Best found solution: StackingEnsemble, Score=0.9790
Generated code:
import numpy as np
import sklearn
from sklearn.model_selection import StratifiedKFold
from sklearn.preprocessing import StandardScaler
from sklearn.linear_model import LogisticRegression
from sklearn.svm import SVC
from sklearn.tree import DecisionTreeClassifier
from sklearn.ensemble import VotingClassifier
from sklearn.pipeline import Pipeline

class StackingEnsemble:
    """
    A stacking ensemble of Logistic Regression, SVM, and Decision Tree classifiers,
    using cross-validation for robust performance.
    """

    def __init__(self, X, y):
        self.train(X, y)

    def train(self, X, y):
        # Define the base models
        lr = LogisticRegression(solver='liblinear', random_state=42, C=0.1)
        svm = SVC(probability=True, random_state=42, kernel='rbf', C=1)  # Enable probability estimates
        dt = DecisionTreeClassifier(random_state=42, max_depth=5)

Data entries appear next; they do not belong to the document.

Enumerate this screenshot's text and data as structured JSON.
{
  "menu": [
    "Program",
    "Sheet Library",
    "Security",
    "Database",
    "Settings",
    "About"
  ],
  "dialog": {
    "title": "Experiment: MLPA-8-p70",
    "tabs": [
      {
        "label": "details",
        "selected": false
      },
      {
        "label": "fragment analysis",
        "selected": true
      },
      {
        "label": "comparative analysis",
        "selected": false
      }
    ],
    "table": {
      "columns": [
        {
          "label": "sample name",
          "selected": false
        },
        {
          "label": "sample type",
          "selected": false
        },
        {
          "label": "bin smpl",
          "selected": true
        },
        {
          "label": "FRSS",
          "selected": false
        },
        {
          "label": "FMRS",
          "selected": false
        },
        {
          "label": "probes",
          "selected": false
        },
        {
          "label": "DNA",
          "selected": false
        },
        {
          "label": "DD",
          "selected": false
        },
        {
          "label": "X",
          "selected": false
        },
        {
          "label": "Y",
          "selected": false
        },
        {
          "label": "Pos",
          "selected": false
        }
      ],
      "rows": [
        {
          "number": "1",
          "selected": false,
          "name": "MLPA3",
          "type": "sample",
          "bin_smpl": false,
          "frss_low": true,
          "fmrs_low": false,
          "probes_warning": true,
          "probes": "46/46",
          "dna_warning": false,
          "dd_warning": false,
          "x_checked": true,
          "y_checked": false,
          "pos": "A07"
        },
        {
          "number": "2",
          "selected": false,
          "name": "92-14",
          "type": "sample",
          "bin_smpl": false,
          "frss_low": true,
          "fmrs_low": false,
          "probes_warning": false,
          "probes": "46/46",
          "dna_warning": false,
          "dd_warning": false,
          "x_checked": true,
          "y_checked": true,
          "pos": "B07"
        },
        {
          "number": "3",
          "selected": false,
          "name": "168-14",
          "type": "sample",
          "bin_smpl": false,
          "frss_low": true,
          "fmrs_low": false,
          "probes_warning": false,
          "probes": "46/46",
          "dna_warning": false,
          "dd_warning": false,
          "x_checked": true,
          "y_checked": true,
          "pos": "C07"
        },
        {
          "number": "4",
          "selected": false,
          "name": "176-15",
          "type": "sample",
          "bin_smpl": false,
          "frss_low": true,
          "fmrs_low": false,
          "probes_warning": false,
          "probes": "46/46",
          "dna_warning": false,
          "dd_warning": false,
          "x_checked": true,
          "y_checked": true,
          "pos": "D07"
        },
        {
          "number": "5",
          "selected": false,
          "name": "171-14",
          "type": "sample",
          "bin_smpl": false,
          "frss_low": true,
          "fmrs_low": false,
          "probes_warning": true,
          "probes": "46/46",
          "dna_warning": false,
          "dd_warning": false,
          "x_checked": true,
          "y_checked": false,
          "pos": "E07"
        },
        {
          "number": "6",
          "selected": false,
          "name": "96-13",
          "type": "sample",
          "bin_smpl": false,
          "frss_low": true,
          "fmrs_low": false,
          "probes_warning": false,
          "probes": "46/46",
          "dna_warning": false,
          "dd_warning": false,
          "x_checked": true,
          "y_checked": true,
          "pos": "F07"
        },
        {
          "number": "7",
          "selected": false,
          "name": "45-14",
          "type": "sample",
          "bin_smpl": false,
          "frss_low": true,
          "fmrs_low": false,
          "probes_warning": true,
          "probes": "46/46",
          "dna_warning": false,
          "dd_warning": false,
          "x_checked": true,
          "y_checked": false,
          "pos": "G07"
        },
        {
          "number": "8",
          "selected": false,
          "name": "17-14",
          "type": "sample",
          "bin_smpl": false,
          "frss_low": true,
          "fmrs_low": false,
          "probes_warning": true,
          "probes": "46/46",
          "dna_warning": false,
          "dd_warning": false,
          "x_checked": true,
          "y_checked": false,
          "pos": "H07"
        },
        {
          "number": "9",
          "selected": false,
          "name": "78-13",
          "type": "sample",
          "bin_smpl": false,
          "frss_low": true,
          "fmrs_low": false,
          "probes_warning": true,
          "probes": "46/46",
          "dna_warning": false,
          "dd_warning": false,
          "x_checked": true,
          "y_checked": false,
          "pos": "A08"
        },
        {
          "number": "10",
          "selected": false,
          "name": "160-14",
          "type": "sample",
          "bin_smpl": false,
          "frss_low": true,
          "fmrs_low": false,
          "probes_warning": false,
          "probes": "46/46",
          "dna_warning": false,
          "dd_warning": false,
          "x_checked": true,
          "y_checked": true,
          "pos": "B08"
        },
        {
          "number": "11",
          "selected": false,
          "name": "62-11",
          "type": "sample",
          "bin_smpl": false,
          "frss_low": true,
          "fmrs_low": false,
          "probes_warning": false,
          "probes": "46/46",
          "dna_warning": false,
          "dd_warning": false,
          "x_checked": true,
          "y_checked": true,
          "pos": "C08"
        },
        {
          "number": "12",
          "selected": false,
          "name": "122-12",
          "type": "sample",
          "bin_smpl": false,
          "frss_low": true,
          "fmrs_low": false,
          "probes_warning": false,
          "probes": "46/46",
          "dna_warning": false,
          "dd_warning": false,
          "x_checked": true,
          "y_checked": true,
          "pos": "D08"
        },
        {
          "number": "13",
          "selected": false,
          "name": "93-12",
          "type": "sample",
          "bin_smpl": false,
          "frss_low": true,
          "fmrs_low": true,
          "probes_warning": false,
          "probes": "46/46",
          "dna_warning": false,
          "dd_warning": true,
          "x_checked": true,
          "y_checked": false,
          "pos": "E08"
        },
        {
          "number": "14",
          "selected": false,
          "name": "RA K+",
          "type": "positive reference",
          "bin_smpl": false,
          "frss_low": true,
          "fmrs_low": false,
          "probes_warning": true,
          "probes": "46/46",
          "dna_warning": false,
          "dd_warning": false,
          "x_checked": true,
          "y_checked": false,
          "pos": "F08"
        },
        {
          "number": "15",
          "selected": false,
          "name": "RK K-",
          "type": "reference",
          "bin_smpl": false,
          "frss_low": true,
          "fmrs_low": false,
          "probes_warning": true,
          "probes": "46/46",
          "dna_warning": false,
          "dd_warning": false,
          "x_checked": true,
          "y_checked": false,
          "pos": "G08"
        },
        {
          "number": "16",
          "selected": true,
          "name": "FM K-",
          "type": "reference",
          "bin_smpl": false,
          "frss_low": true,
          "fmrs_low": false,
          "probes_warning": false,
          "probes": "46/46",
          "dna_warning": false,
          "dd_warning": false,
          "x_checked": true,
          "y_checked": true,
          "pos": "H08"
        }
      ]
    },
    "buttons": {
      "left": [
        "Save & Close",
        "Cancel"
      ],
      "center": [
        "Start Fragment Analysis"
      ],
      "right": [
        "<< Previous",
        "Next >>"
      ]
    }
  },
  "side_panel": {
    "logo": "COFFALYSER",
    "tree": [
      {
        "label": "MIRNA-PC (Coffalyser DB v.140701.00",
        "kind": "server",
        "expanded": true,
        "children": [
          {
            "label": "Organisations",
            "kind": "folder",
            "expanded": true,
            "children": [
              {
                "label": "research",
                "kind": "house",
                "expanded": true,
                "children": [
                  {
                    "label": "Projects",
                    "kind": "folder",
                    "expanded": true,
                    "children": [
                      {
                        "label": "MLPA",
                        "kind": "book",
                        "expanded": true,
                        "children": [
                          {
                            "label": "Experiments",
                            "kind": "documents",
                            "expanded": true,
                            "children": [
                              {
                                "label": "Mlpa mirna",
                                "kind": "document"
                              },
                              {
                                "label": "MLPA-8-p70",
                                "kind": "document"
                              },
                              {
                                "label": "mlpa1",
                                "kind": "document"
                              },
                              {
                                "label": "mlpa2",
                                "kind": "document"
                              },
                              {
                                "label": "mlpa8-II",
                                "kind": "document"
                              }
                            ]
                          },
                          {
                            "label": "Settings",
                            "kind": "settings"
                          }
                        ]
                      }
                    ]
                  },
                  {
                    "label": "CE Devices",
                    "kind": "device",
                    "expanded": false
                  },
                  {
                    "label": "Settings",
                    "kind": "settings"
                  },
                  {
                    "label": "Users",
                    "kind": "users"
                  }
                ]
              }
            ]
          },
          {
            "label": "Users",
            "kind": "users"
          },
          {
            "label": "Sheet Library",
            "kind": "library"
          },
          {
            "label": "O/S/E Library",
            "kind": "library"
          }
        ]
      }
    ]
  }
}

        # Create a voting classifier (soft voting)
        estimators = [('lr', lr), ('svm', svm), ('dt', dt)]
        self.ensemble = VotingClassifier(estimators=estimators, voting='soft')

        # Create a pipeline with scaling and the ensemble
        self.pipeline = Pipeline([
            ('scaler', StandardScaler()),
            ('ensemble', self.ensemble)
        ])

        # Train the ensemble using cross-validation
        self.pipeline.fit(X, y)

    def __call__(self, X):
        # Predict using the trained pipeline
        return self.pipeline.predict(X)
Additional feedback: The algorithm StackingEnsemble scored 0.979 on accuracy (higher is better, 1.0 is the best).